The Secretary of State for War, Earl Kitchener, had in 1914 written to the management of the CPC, and it is presumed the ELC, instructing the workforce on "the importance of the government work upon which they (were) engaged". "I should like all engaged by your company to know that it is fully recognised that they, in carrying out the great work of supplying munitions of war, are doing their duty for their King and Country, equally with those who have joined the Army for active service in the field," Kitchener said.

The Marsh Works then became a site for mineral extraction, as it remains today, and almost all its buildings were destroyed.
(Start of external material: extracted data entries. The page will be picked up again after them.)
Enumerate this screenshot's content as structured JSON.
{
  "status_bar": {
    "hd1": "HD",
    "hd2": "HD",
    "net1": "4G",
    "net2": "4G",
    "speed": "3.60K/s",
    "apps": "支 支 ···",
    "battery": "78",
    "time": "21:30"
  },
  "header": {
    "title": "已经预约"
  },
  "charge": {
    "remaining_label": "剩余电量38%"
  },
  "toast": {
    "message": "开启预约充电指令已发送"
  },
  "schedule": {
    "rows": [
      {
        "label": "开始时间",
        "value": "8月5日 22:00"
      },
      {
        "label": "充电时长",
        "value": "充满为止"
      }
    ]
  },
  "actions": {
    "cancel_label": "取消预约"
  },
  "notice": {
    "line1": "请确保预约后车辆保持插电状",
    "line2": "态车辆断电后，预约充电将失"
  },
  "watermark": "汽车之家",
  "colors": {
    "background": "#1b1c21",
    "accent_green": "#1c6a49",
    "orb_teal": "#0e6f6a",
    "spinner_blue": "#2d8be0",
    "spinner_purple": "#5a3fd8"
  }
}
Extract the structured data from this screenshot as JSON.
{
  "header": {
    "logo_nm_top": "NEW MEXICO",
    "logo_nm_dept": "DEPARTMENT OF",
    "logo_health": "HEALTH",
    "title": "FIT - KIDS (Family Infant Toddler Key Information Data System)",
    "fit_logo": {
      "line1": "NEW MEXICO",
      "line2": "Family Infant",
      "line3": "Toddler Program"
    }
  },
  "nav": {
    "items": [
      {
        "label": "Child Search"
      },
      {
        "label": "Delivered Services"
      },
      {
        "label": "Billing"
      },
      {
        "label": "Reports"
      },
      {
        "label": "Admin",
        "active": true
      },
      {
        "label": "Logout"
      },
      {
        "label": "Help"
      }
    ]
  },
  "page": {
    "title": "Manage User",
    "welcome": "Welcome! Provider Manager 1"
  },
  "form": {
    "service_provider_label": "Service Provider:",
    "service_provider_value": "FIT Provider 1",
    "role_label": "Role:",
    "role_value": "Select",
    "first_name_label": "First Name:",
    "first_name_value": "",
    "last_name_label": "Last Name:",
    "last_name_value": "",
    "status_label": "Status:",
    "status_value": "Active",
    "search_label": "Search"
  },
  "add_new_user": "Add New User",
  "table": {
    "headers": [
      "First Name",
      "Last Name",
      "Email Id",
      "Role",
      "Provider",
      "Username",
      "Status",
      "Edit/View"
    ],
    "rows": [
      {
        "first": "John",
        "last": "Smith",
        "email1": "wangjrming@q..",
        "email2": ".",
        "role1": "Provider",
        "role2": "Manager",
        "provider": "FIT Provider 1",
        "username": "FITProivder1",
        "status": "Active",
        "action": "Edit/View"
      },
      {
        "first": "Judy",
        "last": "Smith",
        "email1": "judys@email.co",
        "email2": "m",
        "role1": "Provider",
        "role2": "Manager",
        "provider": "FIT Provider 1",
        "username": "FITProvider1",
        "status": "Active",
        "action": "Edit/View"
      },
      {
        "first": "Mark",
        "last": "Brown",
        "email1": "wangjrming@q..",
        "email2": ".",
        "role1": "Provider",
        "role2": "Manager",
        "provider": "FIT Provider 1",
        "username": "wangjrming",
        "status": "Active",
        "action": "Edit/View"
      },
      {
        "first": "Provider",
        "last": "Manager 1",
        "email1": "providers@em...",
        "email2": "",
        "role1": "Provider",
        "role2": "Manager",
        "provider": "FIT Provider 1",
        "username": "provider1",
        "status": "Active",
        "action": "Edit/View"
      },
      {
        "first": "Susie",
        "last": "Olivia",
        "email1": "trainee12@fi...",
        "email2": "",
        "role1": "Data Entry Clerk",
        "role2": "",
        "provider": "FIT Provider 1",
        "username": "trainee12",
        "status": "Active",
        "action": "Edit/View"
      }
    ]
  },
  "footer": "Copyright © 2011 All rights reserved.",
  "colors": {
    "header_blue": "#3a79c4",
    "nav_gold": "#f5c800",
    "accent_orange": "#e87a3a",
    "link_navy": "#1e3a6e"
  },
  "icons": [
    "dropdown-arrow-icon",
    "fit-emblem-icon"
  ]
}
Except for Chart Mill, Stonebridge Pond, and a few other buildings, most of the Home Works site was redeveloped for housing in the 1960s.

The Oare Works is now an attractive country park, open to the public free of charge all year round. Remains of process houses have been carefully conserved. From an informative visitor centre, signed trails radiate in various directions. An early 20th century electric-powered gunpowder mill which was transferred to Ardeer in 1934 has been repatriated and is on display. The 18th-century works bell has also been repatriated and is on display at Faversham's Fleur de Lis Heritage Centre. With their streams, watermills and forest trees planted to minimise blast damage in the event of an accident, all traditional gunpowder factories were places of beauty, even during their working lives, and this one is no exception.